The irony is, even by the time the plane lands, although it will be confusingly early the next morning Japanese time, and therefore already daylight, in UK terms it will not be long past midnight. ‘Hey,’ you try to convince yourself, ‘what’s the big deal? I’ve stayed up after midnight watching crap films before, so I ought to be able to handle that once in a while, right?’ Wrong again.
I began watching the new-ish Stephen Frears film based on a Posy Simmonds graphic novel after approximately my tenth hour on board, and like Buried, it was a perfectly good film - decent actors, funny lines, nicely shot – but I almost couldn’t look at the screen I was in such agony. Every sinew of my body was screaming at me. I wanted to get up and run around the cabin screaming my head off - better still, to get up and run around the cabin with no clothes on and screaming my head off. I was trapped, I was confined, I was frustrated, I was BORED. Bored, bored, bored, bored, bored (as Eddie once so memorably opined in an episode of Bottom). Mentally, I was twelve again, it was a rainy Sunday afternoon, there was a homework assignment waiting to be done, and I’d already been forced to go shopping with my mum.
Quite apart from the fact that you get jet lag at the other end, that flying is very bad for the environment, and that it costs a fair old whack to buy a return ticket to Japan these days, long-haul flights are just boring.
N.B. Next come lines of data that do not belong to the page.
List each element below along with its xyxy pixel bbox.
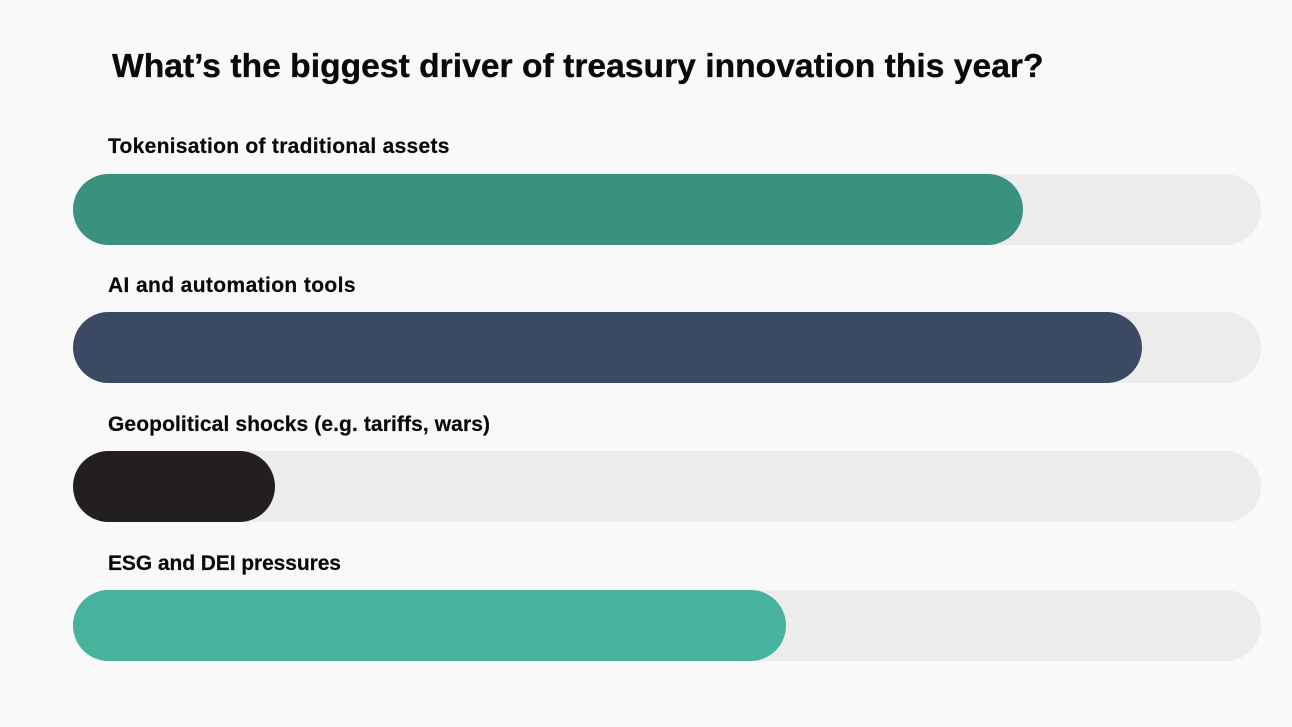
label: tokenisation: Tokenisation of traditional assets — [108, 135, 450, 158]
bar: AI — [73, 312, 1261, 383]
bar fill: geopolitical — [73, 451, 275, 522]
label: ESG: ESG and DEI pressures — [108, 552, 341, 575]
title: What’s the biggest driver of treasury innovation this year? — [112, 48, 1044, 85]
bar: tokenisation — [73, 174, 1261, 245]
label: AI: AI and automation tools — [108, 274, 356, 297]
bar: geopolitical — [73, 451, 1261, 522]
bar fill: tokenisation — [73, 174, 1023, 245]
bar: ESG — [73, 590, 1261, 661]
bar fill: AI — [73, 312, 1142, 383]
bar fill: ESG — [73, 590, 786, 661]
label: geopolitical: Geopolitical shocks (e.g. tariffs, wars) — [108, 413, 490, 436]
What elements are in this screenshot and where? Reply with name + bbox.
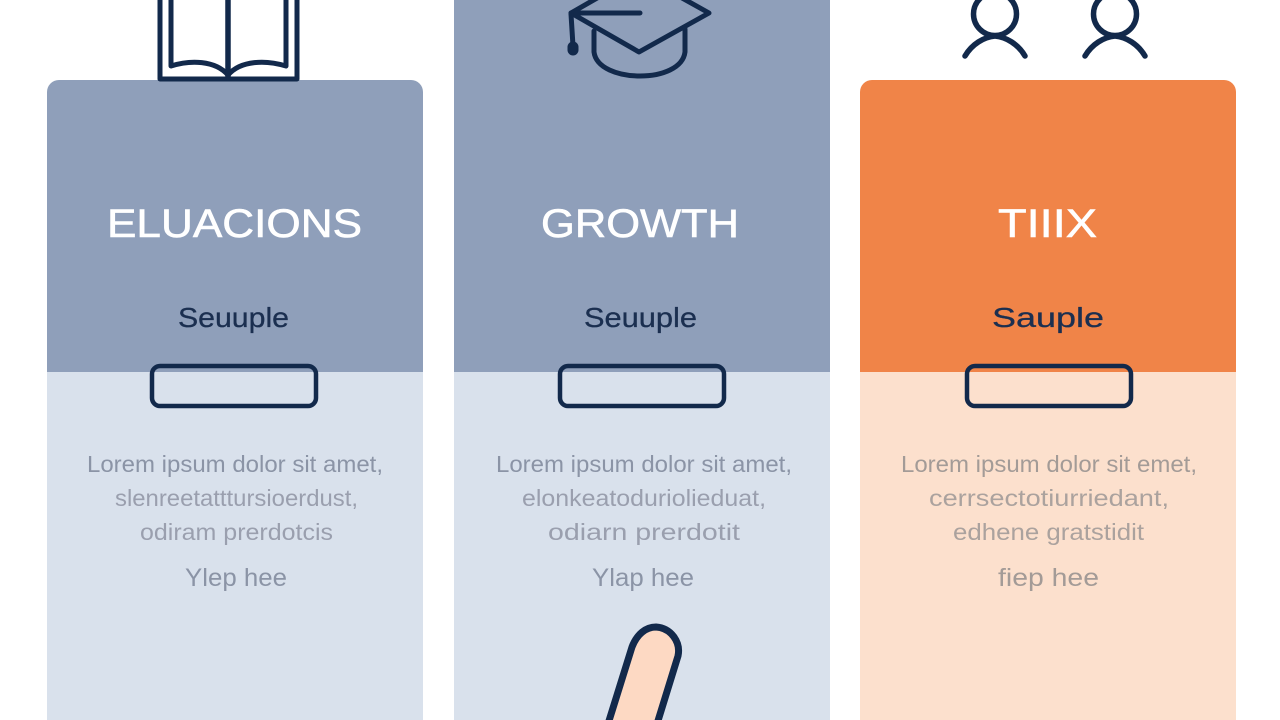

Excruciatingly, agonizingly, tormentingly, indefatigably boring, and there is no way round this problem. For as long as I live in Japan and bother to come back to the UK, I will have to put up with this, and I sense that it may get to the point where I begin to feel anxious about my next flight as soon as the most recent one is over, and much of the intervening year will be spent mentally bracing myself for the epic, transcendental, mind-boggling boredom of it all.